NGAWI: Tidak lebih dari 1 x 24 jam, jajaran Satreskrim Polres Ngawi akhirnya berhasil membongkar kausu pembegalan di pohon tengah hutan. Ternyata, kejadian itu palsu alias rekayasa korban. Lho?
“Rekayasa ini terungkap setelah polisi curiga adanya sejumlah kejanggalan terhadap laporan korban, “ ujar Kapolres Ngawi, AKBP I Wayan Winaya, Rabu 26 Mei 2021.
Kemudian polisi langsung menggelar olah tempat kejadian perkara (TKP) di hutan jati pinggir jalan raya Ngawi menuju Solo, tepatnya Desa Planglor, Kecamatan Kedunggalar, Kabupaten Ngawi.
BACA:Ini Identitas 3 Mahasiswa Mojokerto yang Terseret Ombak Pantai Batu Bengkung Malang
Dari hasil olah TKP, kecurigaan polisi akhirnya terbukti. Korban bernama Nova Hariyanto, warga Desa Bowan, Kecamatan Dlanggu, Kabupaten Klaten, Jawa Tengah awalnya mengaku dibius dan motornya dibawa kabur penjahat ternyata malah tidak bisa mengendarai motor.
Korban juga selalu memberikan keterangan yang berbeda-beda kepada polisi. Guna mengungkap aksi yang sebenarnya, pemuda berumur 17 tahun itu dibawa ke ruang Reskrim Polsek Kedunggalar.

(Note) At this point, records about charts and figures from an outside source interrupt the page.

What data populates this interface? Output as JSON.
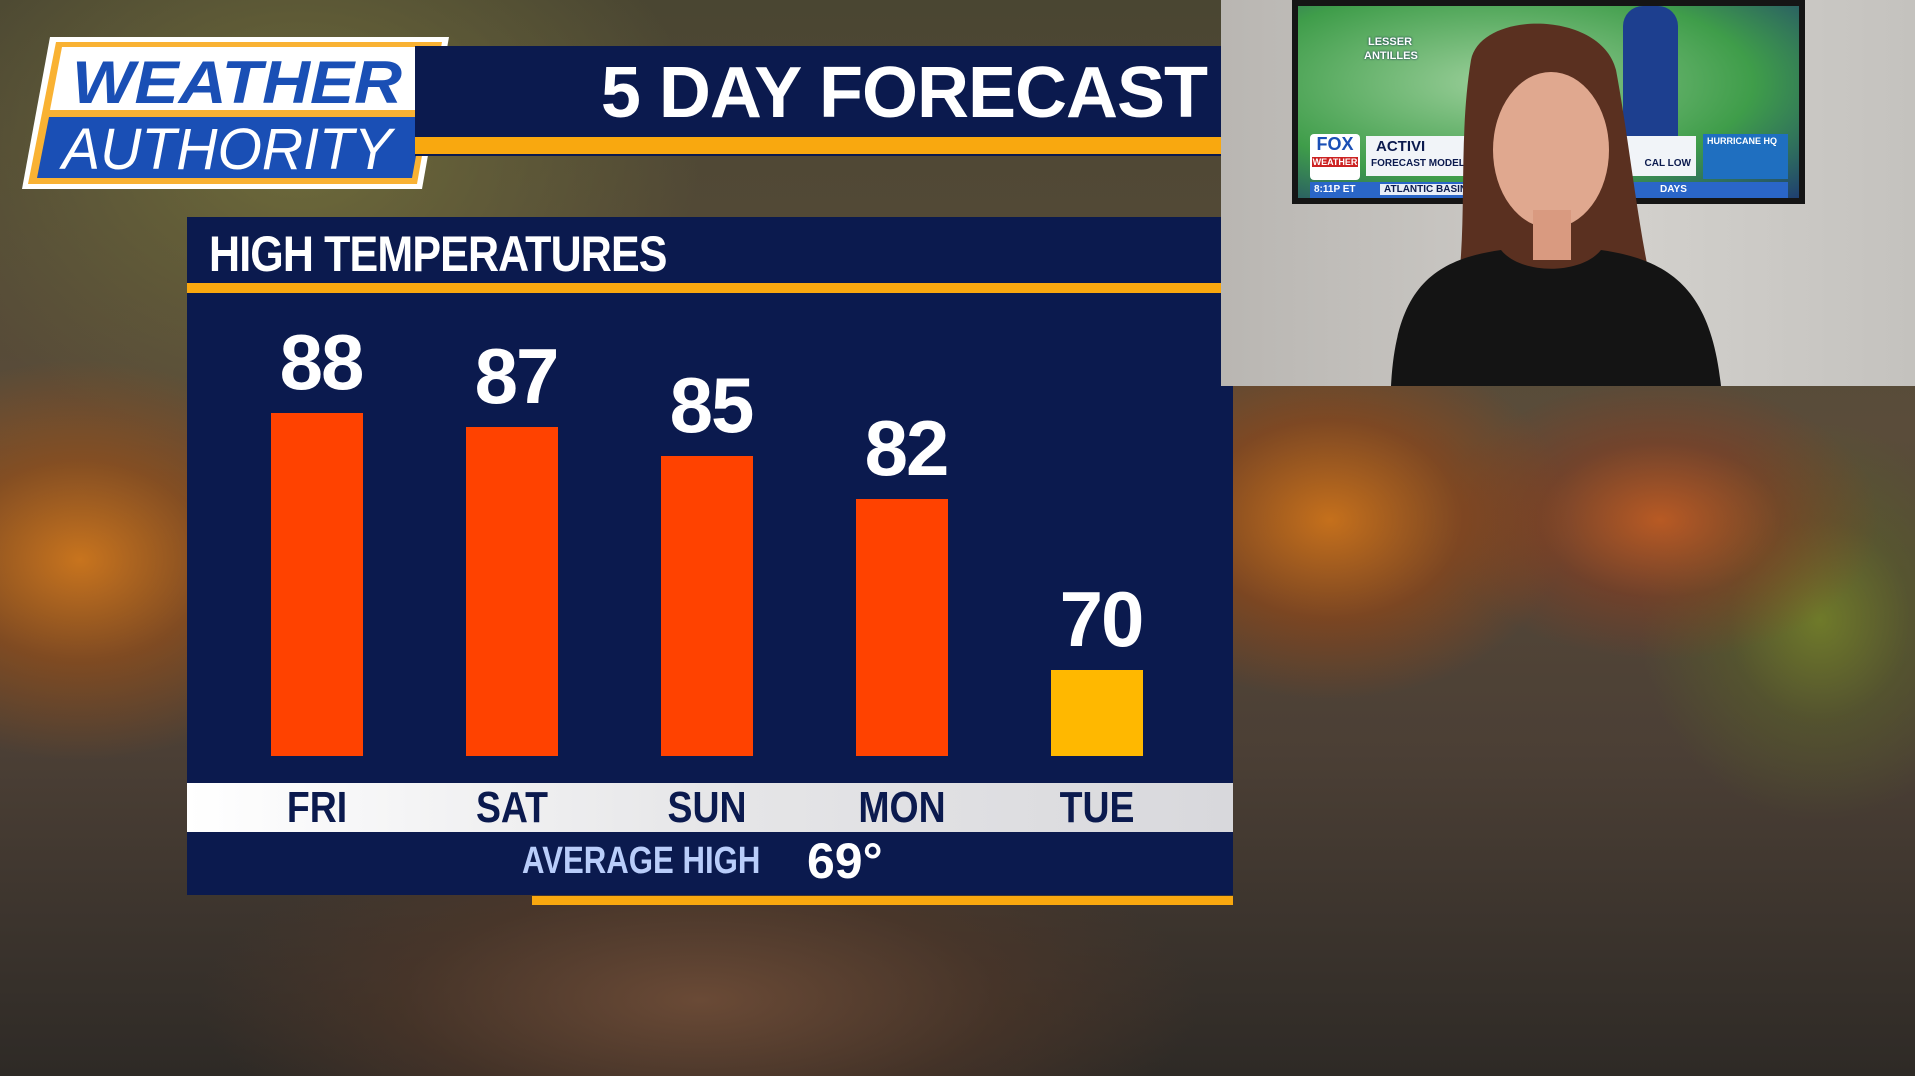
{
  "logo": {
    "line1": "WEATHER",
    "line2": "AUTHORITY"
  },
  "banner": {
    "title": "5 DAY FORECAST"
  },
  "panel": {
    "title": "HIGH TEMPERATURES"
  },
  "colors": {
    "navy": "#0b1a4e",
    "orange_accent": "#f9a80f",
    "bar_hot": "#ff4200",
    "bar_near_avg": "#ffb800",
    "logo_blue": "#1a4fb5"
  },
  "chart_data": {
    "type": "bar",
    "title": "HIGH TEMPERATURES",
    "categories": [
      "FRI",
      "SAT",
      "SUN",
      "MON",
      "TUE"
    ],
    "values": [
      88,
      87,
      85,
      82,
      70
    ],
    "value_labels": [
      "88",
      "87",
      "85",
      "82",
      "70"
    ],
    "bar_colors": [
      "#ff4200",
      "#ff4200",
      "#ff4200",
      "#ff4200",
      "#ffb800"
    ],
    "reference": {
      "label": "AVERAGE HIGH",
      "value": 69,
      "display": "69°"
    }
  },
  "inset": {
    "tv": {
      "map_label1": "LESSER",
      "map_label2": "ANTILLES",
      "brand1": "FOX",
      "brand2": "WEATHER",
      "headline": "ACTIVI",
      "subline_left": "FORECAST MODELS",
      "subline_right": "CAL LOW",
      "badge": "HURRICANE HQ",
      "time": "8:11P ET",
      "ticker": "ATLANTIC BASIN",
      "ticker_right": "DAYS"
    }
  }
}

Dalam pemeriksaan, Nova terus menangis dan menyesali perbuatannya. Dia mengakui jika aksinya adalah rekayasa. Nova juga mengaku jika mengikat tangan sendiri menggunakan kaos di pohon jati.
“Pelaku yang berpura-pura jadi korban ini berharap adanya iba dan simpati dari warga sehingga dirinya bisa mendapatkan sepeda motor seperti yang diinginkan, “ ujar Kapolres Ngawi, AKBP I Wayan Winaya.
Dari hasil pemeriksaan, korban diketahui mengalami keterbelakangan mental. Polisi akhirnya tidak melanjutkan proses hukum dan mengembalikan Nova ke orang tuanya untuk mendapatkan bimbingan.